In Figure 8, it can be found that the spectral leakage coming from the fundamental component obscures rotor fault components, and it is difficult to distinguish the rotor fault feature from the spectrum even by logarithmic ordinate. In the case of 50% rated load, the fault components get closer to the fundamental component, and there is little indication of rotor fault in the spectrum.
The local magnifications of stator current spectrums which are dealing with FCE method under 100% and 50% rated load are shown in Figure 9.

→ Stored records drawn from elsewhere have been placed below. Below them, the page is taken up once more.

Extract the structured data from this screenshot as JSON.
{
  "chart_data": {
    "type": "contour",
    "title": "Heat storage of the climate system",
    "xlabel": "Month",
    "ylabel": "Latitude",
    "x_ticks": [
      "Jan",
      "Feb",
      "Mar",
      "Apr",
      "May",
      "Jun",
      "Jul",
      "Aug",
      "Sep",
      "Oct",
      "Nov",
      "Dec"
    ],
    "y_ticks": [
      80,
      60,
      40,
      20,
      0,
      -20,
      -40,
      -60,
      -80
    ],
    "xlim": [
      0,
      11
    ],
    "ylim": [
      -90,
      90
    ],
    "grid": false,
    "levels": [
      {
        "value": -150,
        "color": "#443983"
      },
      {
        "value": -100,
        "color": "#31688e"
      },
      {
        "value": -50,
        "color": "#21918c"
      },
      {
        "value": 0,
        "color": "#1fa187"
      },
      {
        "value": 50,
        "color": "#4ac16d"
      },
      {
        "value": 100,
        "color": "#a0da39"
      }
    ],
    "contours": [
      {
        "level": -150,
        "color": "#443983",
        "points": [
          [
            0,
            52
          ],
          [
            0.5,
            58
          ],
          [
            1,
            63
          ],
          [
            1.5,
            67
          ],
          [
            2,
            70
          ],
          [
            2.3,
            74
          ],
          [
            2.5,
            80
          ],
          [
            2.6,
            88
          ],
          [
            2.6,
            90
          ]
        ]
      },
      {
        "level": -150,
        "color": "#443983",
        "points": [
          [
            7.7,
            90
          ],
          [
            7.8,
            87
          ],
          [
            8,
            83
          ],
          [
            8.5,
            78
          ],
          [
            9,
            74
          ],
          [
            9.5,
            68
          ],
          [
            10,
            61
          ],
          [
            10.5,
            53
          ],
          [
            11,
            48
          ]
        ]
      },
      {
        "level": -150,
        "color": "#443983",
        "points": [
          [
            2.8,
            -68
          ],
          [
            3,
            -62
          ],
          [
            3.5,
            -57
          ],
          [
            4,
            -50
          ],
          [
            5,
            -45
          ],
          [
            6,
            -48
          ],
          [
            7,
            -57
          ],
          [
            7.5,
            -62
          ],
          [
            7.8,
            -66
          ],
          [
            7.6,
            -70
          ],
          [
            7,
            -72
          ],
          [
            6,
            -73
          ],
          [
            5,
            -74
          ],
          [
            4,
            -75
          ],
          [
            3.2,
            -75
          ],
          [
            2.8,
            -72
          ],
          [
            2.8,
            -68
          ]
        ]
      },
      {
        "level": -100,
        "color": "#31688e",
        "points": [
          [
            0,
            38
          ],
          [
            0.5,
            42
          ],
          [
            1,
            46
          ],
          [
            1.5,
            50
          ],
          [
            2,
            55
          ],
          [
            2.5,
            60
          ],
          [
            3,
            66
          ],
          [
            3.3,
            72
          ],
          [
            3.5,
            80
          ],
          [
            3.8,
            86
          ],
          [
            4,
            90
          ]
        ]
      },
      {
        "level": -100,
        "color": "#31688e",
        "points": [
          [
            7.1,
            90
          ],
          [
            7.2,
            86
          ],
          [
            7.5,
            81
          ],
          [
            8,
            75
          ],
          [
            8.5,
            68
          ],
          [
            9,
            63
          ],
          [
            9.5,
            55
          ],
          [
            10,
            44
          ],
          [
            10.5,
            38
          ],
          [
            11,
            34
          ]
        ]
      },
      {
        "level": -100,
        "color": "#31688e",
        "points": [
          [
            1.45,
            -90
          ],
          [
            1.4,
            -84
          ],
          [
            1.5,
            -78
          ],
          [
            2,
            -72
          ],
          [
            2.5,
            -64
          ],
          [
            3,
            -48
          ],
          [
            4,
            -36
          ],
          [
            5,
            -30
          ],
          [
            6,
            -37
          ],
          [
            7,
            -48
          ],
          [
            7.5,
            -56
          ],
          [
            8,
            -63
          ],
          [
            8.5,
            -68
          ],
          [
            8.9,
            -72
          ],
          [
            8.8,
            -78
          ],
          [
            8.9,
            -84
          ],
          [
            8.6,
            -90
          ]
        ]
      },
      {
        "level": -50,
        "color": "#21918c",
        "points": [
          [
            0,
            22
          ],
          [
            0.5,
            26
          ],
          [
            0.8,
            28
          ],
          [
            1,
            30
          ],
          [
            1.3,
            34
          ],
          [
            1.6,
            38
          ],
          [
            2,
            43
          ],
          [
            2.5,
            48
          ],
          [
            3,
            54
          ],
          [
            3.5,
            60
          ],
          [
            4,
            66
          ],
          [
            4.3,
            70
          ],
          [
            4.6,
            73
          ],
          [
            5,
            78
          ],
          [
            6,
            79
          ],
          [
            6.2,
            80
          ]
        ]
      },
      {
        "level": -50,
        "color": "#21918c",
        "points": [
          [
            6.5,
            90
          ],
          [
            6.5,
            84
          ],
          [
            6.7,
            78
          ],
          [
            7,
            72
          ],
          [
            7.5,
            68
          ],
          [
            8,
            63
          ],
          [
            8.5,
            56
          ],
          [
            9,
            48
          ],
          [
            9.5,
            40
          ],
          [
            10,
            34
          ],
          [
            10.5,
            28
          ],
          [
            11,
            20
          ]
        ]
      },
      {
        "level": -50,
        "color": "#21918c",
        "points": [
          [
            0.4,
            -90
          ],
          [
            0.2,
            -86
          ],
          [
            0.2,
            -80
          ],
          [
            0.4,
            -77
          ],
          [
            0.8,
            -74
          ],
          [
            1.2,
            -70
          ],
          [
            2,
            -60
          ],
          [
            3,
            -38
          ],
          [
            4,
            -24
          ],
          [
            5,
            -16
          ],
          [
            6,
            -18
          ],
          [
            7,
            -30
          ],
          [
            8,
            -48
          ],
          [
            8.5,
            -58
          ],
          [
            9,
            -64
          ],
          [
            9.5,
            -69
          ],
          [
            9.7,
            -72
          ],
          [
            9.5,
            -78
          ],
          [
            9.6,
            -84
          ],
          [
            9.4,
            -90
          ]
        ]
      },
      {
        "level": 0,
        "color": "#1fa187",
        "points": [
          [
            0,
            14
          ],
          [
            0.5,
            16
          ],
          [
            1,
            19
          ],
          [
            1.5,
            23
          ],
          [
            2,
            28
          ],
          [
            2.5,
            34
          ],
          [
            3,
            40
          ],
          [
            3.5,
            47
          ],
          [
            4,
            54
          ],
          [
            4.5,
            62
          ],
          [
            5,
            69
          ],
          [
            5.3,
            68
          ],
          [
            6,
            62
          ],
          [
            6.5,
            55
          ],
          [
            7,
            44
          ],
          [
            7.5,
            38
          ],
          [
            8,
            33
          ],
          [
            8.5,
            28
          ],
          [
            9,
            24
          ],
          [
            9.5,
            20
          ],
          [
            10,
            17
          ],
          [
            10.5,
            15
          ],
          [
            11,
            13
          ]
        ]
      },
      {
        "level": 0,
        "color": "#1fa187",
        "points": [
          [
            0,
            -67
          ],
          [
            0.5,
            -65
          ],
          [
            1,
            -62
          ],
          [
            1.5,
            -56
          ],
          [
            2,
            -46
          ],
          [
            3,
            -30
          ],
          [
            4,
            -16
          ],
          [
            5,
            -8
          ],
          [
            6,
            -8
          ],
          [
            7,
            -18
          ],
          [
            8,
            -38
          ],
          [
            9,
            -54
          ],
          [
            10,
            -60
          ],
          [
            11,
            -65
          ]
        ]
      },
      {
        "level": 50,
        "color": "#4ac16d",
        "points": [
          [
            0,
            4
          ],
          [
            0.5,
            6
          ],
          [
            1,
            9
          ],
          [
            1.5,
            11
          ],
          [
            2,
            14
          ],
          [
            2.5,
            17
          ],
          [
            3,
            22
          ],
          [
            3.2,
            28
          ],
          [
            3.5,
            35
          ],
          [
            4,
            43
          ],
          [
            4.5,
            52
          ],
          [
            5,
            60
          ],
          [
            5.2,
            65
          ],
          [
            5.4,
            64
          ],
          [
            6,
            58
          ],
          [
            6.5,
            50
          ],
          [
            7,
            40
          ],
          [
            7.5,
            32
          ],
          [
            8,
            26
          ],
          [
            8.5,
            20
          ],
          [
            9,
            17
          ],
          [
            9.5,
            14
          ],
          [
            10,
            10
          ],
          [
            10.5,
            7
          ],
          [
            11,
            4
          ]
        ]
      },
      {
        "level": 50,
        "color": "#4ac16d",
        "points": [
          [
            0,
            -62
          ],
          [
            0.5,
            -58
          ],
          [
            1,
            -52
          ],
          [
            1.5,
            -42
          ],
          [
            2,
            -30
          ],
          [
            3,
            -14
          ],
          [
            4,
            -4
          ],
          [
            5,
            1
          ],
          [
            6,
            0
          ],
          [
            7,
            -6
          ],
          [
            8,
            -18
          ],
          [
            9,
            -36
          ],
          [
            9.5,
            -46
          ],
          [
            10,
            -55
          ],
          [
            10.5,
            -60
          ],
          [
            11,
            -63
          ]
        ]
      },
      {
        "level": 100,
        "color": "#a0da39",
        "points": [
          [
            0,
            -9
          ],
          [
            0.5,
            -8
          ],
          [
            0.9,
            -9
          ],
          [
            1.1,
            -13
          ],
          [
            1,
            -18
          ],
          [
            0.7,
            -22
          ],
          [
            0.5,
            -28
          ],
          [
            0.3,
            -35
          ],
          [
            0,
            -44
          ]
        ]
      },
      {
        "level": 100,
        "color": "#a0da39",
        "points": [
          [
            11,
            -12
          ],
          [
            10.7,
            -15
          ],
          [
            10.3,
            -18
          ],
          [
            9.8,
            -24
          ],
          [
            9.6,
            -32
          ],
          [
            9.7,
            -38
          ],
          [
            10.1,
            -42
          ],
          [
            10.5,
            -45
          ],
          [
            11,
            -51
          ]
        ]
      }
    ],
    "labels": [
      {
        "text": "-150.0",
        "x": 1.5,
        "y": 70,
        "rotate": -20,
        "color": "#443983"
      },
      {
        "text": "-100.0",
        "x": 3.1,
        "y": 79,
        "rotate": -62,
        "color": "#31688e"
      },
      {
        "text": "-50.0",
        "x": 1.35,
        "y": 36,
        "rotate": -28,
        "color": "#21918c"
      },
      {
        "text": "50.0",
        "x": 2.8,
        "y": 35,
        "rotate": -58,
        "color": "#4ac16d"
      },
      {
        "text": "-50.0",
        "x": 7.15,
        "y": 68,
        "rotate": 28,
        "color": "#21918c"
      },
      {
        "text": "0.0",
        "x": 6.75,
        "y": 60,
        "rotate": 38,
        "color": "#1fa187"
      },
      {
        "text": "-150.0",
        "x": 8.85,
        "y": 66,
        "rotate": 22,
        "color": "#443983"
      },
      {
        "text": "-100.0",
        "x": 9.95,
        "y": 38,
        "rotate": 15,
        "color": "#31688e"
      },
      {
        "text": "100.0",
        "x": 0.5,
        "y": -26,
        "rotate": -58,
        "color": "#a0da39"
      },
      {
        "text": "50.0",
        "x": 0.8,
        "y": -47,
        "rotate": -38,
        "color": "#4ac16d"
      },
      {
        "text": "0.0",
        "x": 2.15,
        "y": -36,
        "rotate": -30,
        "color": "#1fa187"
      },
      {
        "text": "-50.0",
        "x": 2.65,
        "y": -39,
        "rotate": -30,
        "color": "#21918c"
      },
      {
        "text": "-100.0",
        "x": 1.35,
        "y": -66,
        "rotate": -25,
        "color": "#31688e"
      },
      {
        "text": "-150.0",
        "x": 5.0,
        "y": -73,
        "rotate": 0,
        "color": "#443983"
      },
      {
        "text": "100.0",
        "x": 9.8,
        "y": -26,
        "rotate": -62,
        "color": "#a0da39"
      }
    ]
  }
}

Figure 9 shows that the rotor fault components can emerge clearly from the spectrum, even under the light load. The experimental results have shown quite good agreement with the theory, and the FCE method can be applied in broken rotor bars diagnosis.
5. Conclusions
- (1)
Via correlation analysis between the constructed signals and stator current signal, the amplitude and phase information of fundamental component can be obtained accurately.
- (2)
In the interturn short circuit fault diagnosis, the negative effects of the harmonics and noise in stator current signal can be avoided based on FCE method. The defined sensitivity factor can reflect the trend of severity of stator interturn short circuit. In addition, only single-phase short circuit is discussed in this paper, and other short circuit faults will be reported in our future work.
- (3)
In the broken rotor bars fault diagnosis, FCE method can be used to eliminate the interference of the fundamental component to the fault feature. The fault feature identification is enhanced in the stator current spectrum dealing with this method, even in the case of light load.
Conflicts of Interest
The authors declare that they have no conflicts of interest.
Acknowledgments
This project is supported by National Natural Science Foundation of China (Grant no. 51541506), Natural Science Youth Foundation of Hebei (Grant no. E2017208086), Science and Technology Research Youth Foundation for Hebei College (Grant no. QN2017329), and General Aviation Foundation of Hebei University of Science and Technology (Grant no. 201525).